While you were stuck to your couch, desperately trying to finish House of Cards, baseball games on the TV be damned, turns out that baseball things did happen.
A few of the things you may have missed:
Will Middlebrooks hit three home runs in a single game. Considering that I ate three brownies at an event Friday night and felt terribly sick, his feat should be looked at as much, much harder than that.
RA Dickey struggles again. Have no fear, the Canuckler is just having those standard first act struggles that make the rising action in the second act so much more rewarding.
Baseball teams as ranked by Scrabble. It’s nearly as good as ranking them based on expected performance.
Keith Hernandez doesn’t plan on re-growing the mustache. He’s now my enemy.
John Sterling’s home run call for Kevin Youkilis is more terrible than you could ever imagine. “A Nuke from Youk! He is Kevin sent.” I just wonder how long he sat there, pondering that during spring training.

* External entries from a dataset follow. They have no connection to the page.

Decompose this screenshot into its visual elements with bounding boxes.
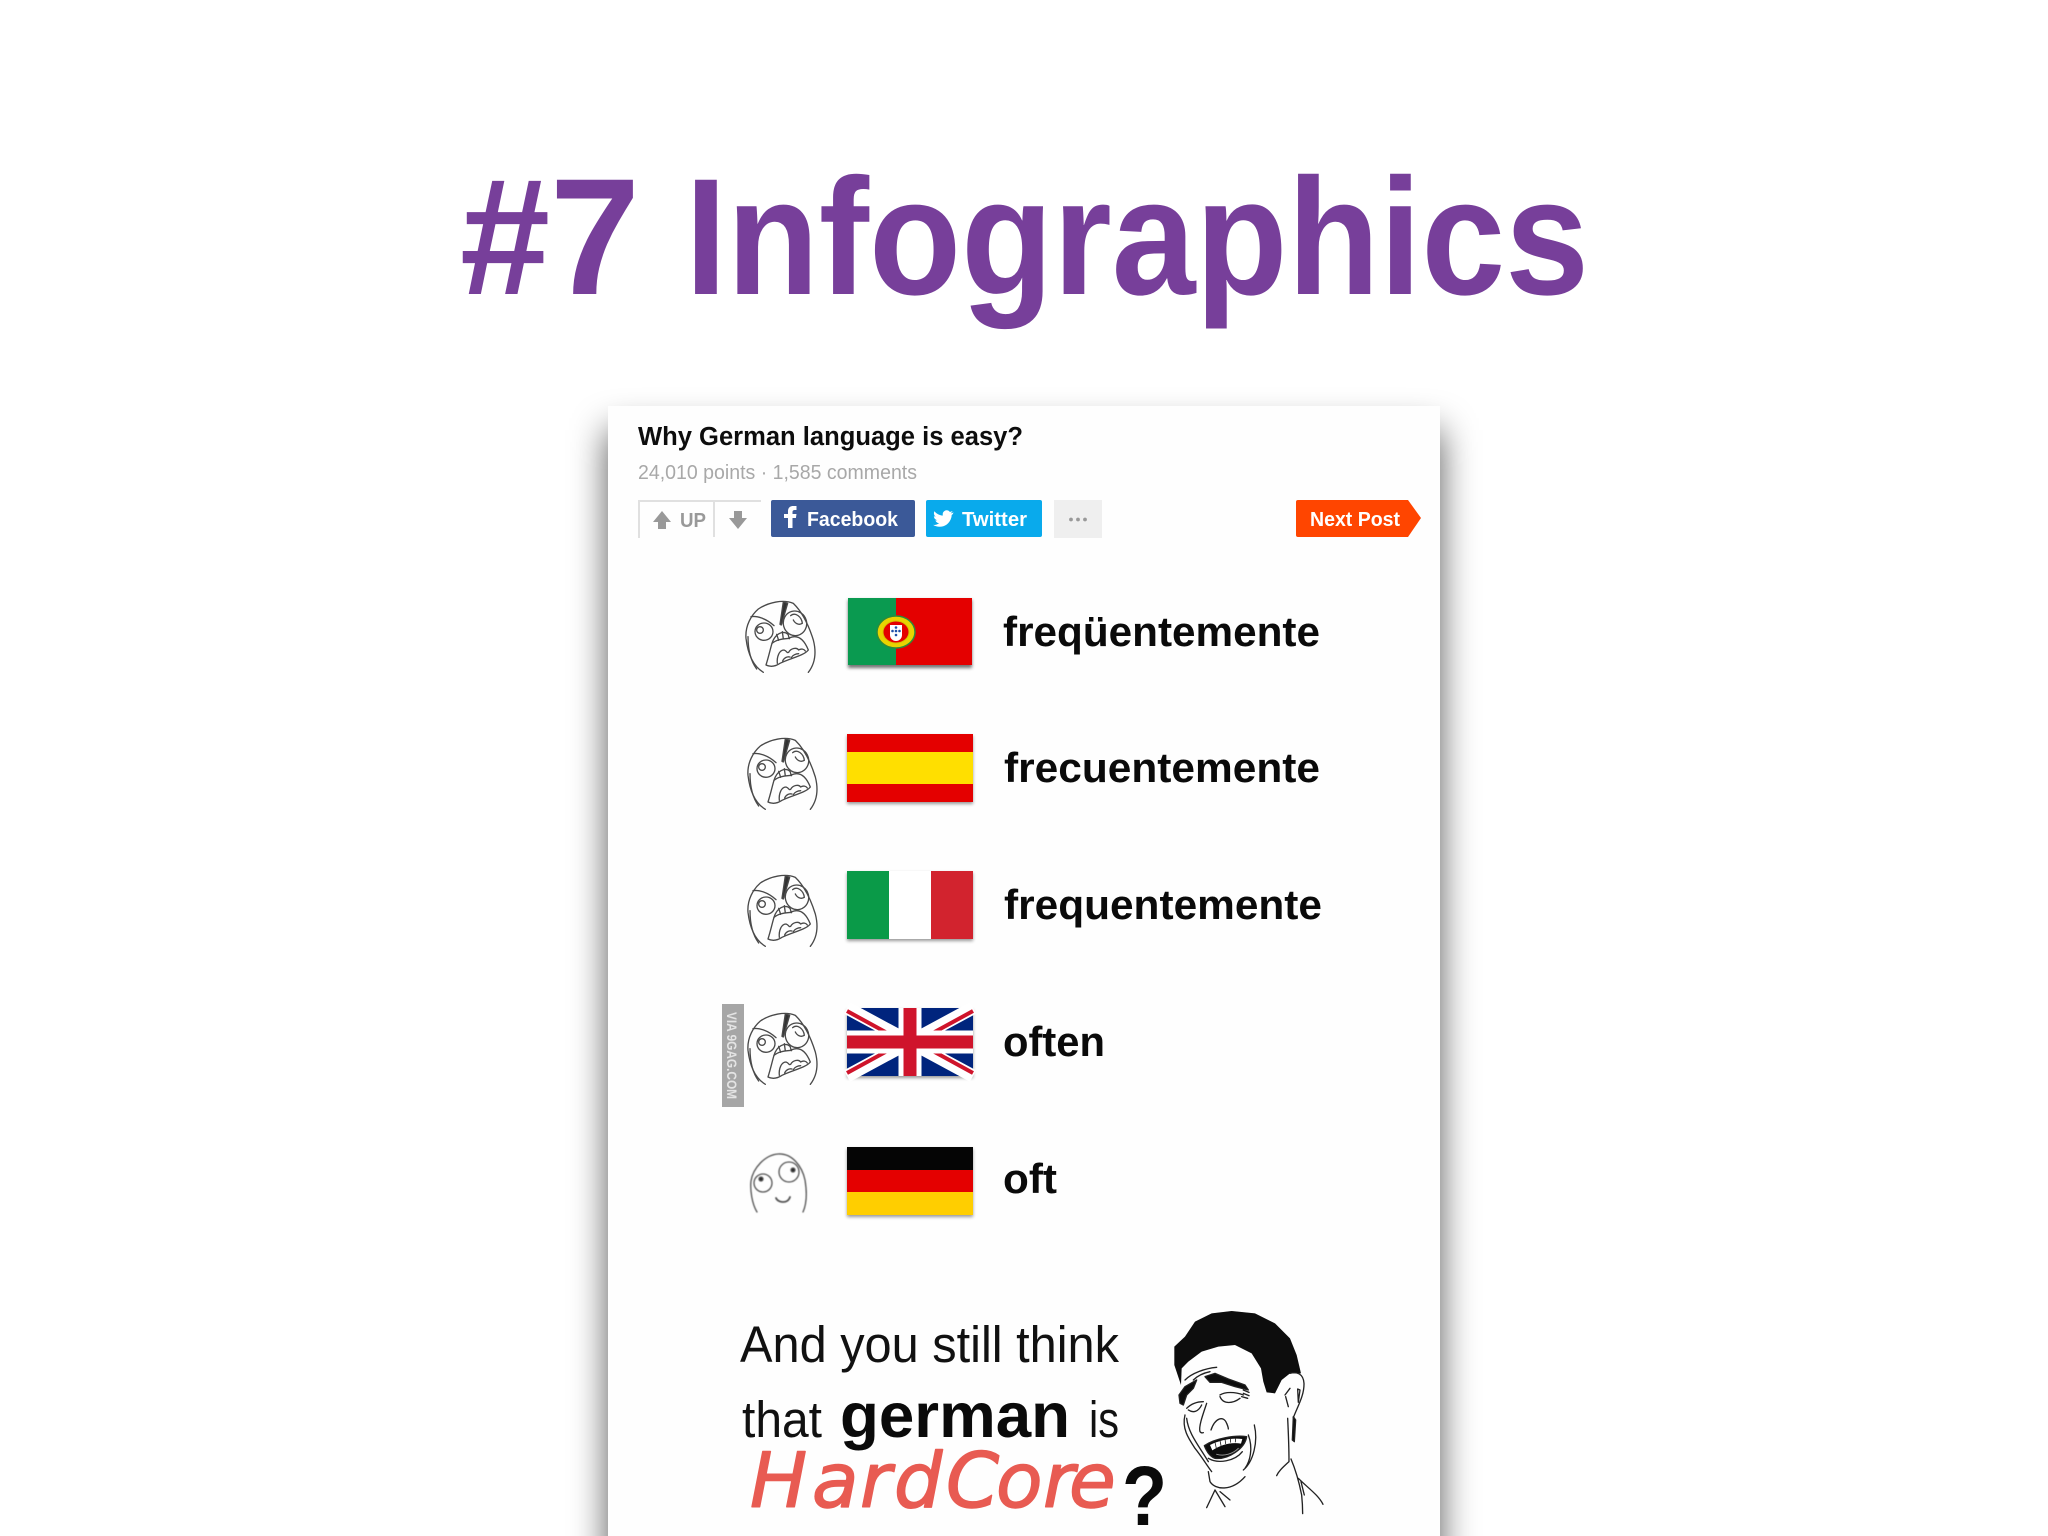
row: Spain	[748, 734, 1320, 809]
word: Portuguese: freqüentemente	[1003, 608, 1320, 655]
punchline text: german	[840, 1381, 1070, 1451]
icon: twitter bird	[933, 510, 954, 527]
vote buttons: UP	[680, 510, 706, 532]
next post button: Next Post	[1310, 509, 1400, 531]
word: German: oft	[1003, 1155, 1057, 1202]
punchline text: is	[1089, 1391, 1119, 1448]
flag: United Kingdom	[847, 1008, 973, 1078]
punchline text: that	[742, 1391, 822, 1448]
icon: rage face	[746, 601, 815, 672]
icon: rage face	[748, 875, 817, 946]
icon: up arrow	[653, 511, 671, 529]
watermark: via 9gag: VIA 9GAG.COM	[724, 1012, 740, 1099]
icon: rage face	[748, 1013, 817, 1084]
flag: Italy	[847, 871, 973, 941]
icon: down arrow	[729, 511, 747, 529]
word: Italian: frequentemente	[1004, 881, 1322, 928]
icon: relaxed face	[751, 1154, 806, 1212]
watermark: via 9gag	[722, 1004, 744, 1107]
more options button	[1054, 500, 1102, 538]
twitter button	[926, 500, 1042, 537]
flag: Germany	[847, 1147, 973, 1217]
flag: Portugal	[848, 598, 972, 668]
icon: rage face	[748, 738, 817, 809]
row: Portugal	[746, 598, 1320, 672]
panel: 9GAG post card	[608, 406, 1440, 1536]
post heading: Why German language is easy?	[638, 423, 1023, 451]
row: Italy	[748, 871, 1322, 946]
title: #7	[460, 145, 640, 330]
flag: Spain	[847, 734, 973, 804]
punchline text: HardCore	[750, 1436, 1116, 1525]
facebook button: Facebook	[807, 509, 899, 531]
facebook button	[771, 500, 915, 537]
vote buttons	[639, 501, 761, 538]
post stats: 24,010 points · 1,585 comments	[638, 462, 917, 484]
punchline text	[740, 1316, 1167, 1536]
icon: laughing face	[1174, 1311, 1323, 1514]
word: Spanish: frecuentemente	[1004, 744, 1320, 791]
twitter button: Twitter	[962, 509, 1027, 531]
next post button	[1296, 500, 1421, 537]
word: English: often	[1003, 1018, 1105, 1065]
row: Germany	[751, 1147, 1057, 1217]
row: United Kingdom	[722, 1004, 1105, 1107]
icon: facebook f	[784, 506, 796, 528]
title: Infographics	[685, 145, 1589, 330]
punchline text: And you still think	[740, 1316, 1119, 1373]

Yankees old box office number is now a phone sex hotline. Might be an improvement.
The Giants, by virtue of winning the World Series, got to wear gold this weekend. Honest to god GOLD. We live in a special time.

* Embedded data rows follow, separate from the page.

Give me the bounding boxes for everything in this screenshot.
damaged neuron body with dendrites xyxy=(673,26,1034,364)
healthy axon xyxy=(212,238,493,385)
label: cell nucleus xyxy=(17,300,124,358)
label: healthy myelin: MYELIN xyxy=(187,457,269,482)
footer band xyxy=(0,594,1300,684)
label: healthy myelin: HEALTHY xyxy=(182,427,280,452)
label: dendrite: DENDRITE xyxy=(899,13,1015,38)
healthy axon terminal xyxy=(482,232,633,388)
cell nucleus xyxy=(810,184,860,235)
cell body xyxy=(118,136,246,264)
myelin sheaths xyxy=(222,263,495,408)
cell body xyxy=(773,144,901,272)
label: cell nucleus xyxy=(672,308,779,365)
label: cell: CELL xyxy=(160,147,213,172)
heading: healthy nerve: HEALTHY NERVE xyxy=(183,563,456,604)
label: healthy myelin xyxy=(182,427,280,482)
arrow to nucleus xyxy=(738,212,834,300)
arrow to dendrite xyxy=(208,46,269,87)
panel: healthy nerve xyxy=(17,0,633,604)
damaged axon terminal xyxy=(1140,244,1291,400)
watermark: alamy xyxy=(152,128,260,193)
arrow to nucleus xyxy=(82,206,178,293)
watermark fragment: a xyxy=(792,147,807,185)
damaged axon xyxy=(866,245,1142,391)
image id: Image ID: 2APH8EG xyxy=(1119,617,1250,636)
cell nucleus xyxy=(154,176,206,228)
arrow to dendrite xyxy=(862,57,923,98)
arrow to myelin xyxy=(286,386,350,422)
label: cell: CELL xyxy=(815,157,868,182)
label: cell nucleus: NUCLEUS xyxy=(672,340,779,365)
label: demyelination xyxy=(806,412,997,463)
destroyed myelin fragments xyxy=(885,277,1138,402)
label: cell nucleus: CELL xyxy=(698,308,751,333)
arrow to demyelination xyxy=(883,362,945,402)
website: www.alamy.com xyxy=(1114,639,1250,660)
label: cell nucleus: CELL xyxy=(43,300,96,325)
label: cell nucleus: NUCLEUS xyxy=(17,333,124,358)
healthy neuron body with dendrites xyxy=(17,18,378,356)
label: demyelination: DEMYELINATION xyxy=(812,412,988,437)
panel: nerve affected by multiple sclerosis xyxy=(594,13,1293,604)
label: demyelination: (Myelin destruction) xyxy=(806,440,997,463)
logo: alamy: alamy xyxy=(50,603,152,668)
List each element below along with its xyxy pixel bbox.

Vlad Guerrero and Dontrelle Willis will be coming to everyone’s favorite independent minor league The Atlantic League. (At least, if by everyone you mean me.) It is now of the utmost importance that I return to my ancestral home and watch this happen.

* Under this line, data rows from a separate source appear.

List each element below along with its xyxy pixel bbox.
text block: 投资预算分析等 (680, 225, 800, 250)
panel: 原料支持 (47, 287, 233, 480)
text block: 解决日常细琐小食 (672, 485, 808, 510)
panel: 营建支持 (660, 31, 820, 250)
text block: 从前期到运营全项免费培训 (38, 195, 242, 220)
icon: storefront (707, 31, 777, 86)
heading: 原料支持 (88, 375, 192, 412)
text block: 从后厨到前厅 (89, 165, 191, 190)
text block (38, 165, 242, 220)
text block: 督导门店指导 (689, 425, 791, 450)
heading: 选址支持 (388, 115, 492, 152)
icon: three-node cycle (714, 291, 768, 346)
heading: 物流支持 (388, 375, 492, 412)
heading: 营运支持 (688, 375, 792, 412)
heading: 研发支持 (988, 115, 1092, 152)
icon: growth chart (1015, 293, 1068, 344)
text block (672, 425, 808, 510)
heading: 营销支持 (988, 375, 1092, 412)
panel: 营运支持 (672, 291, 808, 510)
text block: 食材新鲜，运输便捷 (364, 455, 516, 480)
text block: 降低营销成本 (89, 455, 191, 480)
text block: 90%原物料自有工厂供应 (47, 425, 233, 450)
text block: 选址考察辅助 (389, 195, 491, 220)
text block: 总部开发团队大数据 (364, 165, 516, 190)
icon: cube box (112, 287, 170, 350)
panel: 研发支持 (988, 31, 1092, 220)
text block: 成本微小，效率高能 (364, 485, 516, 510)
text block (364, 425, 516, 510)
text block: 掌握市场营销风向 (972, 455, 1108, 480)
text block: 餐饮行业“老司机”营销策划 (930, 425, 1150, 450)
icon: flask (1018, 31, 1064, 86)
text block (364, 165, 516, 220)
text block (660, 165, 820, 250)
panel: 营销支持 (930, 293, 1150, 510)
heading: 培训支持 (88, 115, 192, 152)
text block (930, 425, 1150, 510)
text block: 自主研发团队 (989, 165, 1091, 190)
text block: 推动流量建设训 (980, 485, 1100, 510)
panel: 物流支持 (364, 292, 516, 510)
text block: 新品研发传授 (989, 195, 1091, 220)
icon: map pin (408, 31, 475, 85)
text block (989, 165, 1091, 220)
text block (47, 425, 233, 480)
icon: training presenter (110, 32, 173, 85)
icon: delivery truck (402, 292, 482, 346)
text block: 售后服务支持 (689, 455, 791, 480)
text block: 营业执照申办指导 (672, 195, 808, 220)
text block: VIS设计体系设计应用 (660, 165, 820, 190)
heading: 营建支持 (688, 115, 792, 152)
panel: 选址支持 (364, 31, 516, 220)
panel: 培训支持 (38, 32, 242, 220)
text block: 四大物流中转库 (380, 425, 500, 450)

In one of the best pieces of sportswriting you’ll probably find this year, A Brother’s Passage on Max Scherzer and his now deceased brother.
Is your team’s owner an A-hole? Probably. But that’s the answer I would give for most people in general, too.
My favorite feature during the baseball season.
On a related note: I would be happy if Kevin Youkilis never hit another home run in a Yankee uniform - even knowing it will hurt my team.